Paul Gauguin: With Sixpences Beneath a Visiting Moon

The Writings of a Savage by Paul Gauguin

With sixpences beneath a visiting moon, Gauguin could produce wonder. He was an artist in an endless pursuit of the rising sun at the dawn of a day with a flaming glory in dazzling magnificence. He was an intellectual with a wealth of knowledge drawn from a wide range of reading and classical Jesuit education. Gauguin was a man of irony, with contrasting colors reflected in the soul’s spectrum, from the passionate red to the sanguine blue, hopeful green, and melancholic purple, which is why he left Vincent Van Gogh alone in Arles, in never-ending loneliness. He craved recognition in a grand salon, yet he longed for independence on an island beneath an ancient sun. So, naturally, I wanted to know about Gauguin from his own writings, not from another in the form of a biography. Hence, The Writings of a Savage by Paul Gauguin.

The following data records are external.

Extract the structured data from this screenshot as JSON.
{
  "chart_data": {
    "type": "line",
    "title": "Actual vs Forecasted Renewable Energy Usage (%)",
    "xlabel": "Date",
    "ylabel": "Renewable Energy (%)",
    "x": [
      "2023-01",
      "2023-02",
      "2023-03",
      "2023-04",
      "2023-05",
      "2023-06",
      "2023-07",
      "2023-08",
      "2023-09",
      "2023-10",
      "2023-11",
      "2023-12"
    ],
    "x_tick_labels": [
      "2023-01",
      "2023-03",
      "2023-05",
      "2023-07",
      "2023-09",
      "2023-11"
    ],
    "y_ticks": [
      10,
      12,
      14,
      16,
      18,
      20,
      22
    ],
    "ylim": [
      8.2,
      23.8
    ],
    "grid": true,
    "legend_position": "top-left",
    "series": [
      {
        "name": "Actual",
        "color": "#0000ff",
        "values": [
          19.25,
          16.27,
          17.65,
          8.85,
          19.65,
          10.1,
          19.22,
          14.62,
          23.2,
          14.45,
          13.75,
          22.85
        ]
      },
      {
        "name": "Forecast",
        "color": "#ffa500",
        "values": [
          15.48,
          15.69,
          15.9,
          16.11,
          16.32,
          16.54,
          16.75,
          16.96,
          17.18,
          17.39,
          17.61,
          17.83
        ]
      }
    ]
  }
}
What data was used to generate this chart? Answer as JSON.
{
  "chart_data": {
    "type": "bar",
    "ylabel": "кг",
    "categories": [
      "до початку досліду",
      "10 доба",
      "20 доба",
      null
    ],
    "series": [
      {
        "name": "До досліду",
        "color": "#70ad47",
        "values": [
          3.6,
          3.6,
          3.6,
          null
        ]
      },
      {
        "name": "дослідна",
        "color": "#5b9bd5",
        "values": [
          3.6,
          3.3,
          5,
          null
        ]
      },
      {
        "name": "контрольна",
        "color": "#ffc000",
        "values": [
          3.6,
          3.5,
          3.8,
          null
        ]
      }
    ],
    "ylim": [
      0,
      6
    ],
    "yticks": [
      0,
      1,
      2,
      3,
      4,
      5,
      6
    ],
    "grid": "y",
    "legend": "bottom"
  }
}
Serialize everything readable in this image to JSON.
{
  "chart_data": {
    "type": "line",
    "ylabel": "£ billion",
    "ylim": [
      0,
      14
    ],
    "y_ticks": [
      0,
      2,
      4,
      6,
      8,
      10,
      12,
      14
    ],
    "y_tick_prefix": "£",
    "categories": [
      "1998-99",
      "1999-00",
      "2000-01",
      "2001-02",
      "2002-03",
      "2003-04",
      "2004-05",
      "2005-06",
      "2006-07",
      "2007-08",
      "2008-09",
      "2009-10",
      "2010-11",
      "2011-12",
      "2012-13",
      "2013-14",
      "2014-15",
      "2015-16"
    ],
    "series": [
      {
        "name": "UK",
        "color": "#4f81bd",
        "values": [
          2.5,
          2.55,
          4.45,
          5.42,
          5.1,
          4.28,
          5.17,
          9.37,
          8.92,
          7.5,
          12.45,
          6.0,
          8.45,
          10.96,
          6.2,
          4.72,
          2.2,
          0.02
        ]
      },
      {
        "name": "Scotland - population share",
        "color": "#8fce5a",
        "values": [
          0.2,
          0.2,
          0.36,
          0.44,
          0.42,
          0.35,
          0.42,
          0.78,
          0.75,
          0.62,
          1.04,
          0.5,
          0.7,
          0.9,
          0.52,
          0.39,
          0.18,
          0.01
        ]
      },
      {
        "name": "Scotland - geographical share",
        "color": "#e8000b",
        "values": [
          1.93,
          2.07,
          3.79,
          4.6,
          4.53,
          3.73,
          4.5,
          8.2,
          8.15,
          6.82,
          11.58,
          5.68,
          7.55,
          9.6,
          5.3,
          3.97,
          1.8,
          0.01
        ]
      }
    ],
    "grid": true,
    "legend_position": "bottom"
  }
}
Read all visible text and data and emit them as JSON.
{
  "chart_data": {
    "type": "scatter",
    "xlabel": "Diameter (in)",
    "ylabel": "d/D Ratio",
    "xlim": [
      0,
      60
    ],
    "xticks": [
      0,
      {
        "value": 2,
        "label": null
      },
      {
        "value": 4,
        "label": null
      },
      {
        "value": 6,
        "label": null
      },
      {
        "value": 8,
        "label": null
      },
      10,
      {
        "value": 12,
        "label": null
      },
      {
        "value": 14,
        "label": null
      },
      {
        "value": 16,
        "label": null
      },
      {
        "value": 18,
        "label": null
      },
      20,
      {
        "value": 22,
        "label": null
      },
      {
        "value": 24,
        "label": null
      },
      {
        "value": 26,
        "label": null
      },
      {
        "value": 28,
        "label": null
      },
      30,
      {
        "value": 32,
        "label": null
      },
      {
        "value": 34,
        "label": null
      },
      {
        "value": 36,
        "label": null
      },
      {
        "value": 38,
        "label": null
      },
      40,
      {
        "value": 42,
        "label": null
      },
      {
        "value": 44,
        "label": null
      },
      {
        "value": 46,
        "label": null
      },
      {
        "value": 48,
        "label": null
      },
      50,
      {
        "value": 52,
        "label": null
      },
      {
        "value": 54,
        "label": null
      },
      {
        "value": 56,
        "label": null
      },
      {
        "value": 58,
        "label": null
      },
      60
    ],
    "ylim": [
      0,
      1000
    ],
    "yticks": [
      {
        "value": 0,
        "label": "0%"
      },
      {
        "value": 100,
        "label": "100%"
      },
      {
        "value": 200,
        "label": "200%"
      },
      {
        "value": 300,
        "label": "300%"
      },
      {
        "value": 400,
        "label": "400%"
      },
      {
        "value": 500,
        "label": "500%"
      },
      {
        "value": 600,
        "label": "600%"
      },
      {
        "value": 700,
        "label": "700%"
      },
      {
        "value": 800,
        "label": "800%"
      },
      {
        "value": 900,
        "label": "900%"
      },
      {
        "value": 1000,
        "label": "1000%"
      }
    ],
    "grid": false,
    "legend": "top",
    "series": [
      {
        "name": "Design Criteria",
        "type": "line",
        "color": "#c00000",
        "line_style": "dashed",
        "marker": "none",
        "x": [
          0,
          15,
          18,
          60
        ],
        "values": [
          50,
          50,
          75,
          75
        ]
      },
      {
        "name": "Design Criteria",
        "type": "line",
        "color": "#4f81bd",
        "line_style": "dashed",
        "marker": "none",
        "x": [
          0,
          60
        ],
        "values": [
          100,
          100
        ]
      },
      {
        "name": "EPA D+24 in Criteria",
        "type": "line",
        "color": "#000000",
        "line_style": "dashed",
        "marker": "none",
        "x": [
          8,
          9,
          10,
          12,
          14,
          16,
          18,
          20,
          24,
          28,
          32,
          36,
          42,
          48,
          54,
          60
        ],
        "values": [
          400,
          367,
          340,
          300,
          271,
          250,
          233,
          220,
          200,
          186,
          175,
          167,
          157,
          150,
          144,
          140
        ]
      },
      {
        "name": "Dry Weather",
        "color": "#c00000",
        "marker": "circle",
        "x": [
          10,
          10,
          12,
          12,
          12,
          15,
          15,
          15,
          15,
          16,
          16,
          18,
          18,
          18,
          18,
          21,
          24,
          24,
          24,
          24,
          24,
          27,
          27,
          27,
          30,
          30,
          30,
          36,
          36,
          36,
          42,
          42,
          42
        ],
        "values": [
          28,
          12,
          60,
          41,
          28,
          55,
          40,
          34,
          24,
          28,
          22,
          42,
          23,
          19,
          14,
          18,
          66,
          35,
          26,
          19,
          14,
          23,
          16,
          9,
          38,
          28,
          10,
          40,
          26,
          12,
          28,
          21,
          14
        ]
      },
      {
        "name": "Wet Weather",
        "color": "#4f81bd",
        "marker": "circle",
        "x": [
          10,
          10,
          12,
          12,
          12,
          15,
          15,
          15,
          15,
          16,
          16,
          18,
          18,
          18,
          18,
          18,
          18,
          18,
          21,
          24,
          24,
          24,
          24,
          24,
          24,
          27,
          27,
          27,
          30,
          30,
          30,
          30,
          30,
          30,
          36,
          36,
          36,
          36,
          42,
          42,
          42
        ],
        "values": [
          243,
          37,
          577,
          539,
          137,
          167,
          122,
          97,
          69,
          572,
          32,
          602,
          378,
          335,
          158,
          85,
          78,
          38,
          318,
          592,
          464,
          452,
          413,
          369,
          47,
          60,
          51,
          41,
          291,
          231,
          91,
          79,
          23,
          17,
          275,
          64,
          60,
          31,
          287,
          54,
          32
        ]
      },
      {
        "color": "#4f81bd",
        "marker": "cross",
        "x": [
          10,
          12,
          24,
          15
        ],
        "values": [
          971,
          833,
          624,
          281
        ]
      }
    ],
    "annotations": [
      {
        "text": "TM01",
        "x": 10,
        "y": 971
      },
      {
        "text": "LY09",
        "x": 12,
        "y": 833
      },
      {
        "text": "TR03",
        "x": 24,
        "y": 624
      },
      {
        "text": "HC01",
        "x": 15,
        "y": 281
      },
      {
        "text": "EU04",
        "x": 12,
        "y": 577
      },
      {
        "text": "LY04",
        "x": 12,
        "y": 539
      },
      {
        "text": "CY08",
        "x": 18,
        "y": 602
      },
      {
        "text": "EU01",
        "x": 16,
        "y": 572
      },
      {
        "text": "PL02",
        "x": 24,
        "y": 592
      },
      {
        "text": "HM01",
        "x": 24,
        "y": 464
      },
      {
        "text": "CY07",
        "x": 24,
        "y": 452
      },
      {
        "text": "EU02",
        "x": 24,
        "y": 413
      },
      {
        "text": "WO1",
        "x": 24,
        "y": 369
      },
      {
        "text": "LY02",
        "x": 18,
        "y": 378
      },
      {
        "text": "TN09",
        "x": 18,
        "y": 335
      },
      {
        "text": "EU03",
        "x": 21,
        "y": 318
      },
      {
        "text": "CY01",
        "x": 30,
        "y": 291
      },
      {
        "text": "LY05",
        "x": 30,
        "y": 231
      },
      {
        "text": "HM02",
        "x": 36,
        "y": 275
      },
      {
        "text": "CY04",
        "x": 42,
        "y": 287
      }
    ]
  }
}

The book is an attractive compendium of mostly letters to his select few friends and, occasionally, to his wife, as well as essays and articles on the arts and religion, demonstrating Gauguin’s erudition and introspection. While reading the book, I could not help but think that if he had been a professional journalist or an art critic, his artistic talent would have basked in the glorious dawn sun rather than a struggling painter always on the verge of starvation. But most of all, what I wanted to know was if Gauguin had cut off Gogh’s ear, as I heard the rumor. Before reading this book, I had already assumed Gauguin was a man of temper because his image was incompatible with the Dutch painter’s delicate, sophisticated, and sensitive appearance and temperament. But while my prejudice was not entirely faulty, Gauguin proved himself innocent as he talked about it before his impending death away from civilization. Besides, my reading of Gauguin’s writings convinced me that he was not culpable for the injury, even if some like to assemble circumstantial rumors to make the French pariah artist appear jealous and violent toward the suffering Dutch genius. Gauguin might have been passionate, but his passion is directed toward his artistic creation of the worlds he sees in his mind, while the snobbishness of critics and bureaucrats curates the works of painters who know nothing about the arts.

Imagination, innovation, and independence are the jewels of Gauguin’s prime colors that create his artistic Elysium. Gauguin was liberal in social stance, especially against clericalism, but sovereign in his artistic philosophy that how to draw doesn’t mean an exact copy of the figure because that’s not the purpose of art for art’s sake. As the title suggests, Gauguin was a noble savage who, as a disciple of Rousseau, returned to a primordial state of humanity to escape the over-intellectualized inertia of civilization, which depreciated and ignored his art. I still can’t say the book converted me to the cult of his paintings, which differ from those of Renoir, Monet, and Pissarro. But the book is a medium of looking through the labyrinth Gauguin has built, leading to his secret garden, wondrously vibrant and dazzlingly radiant.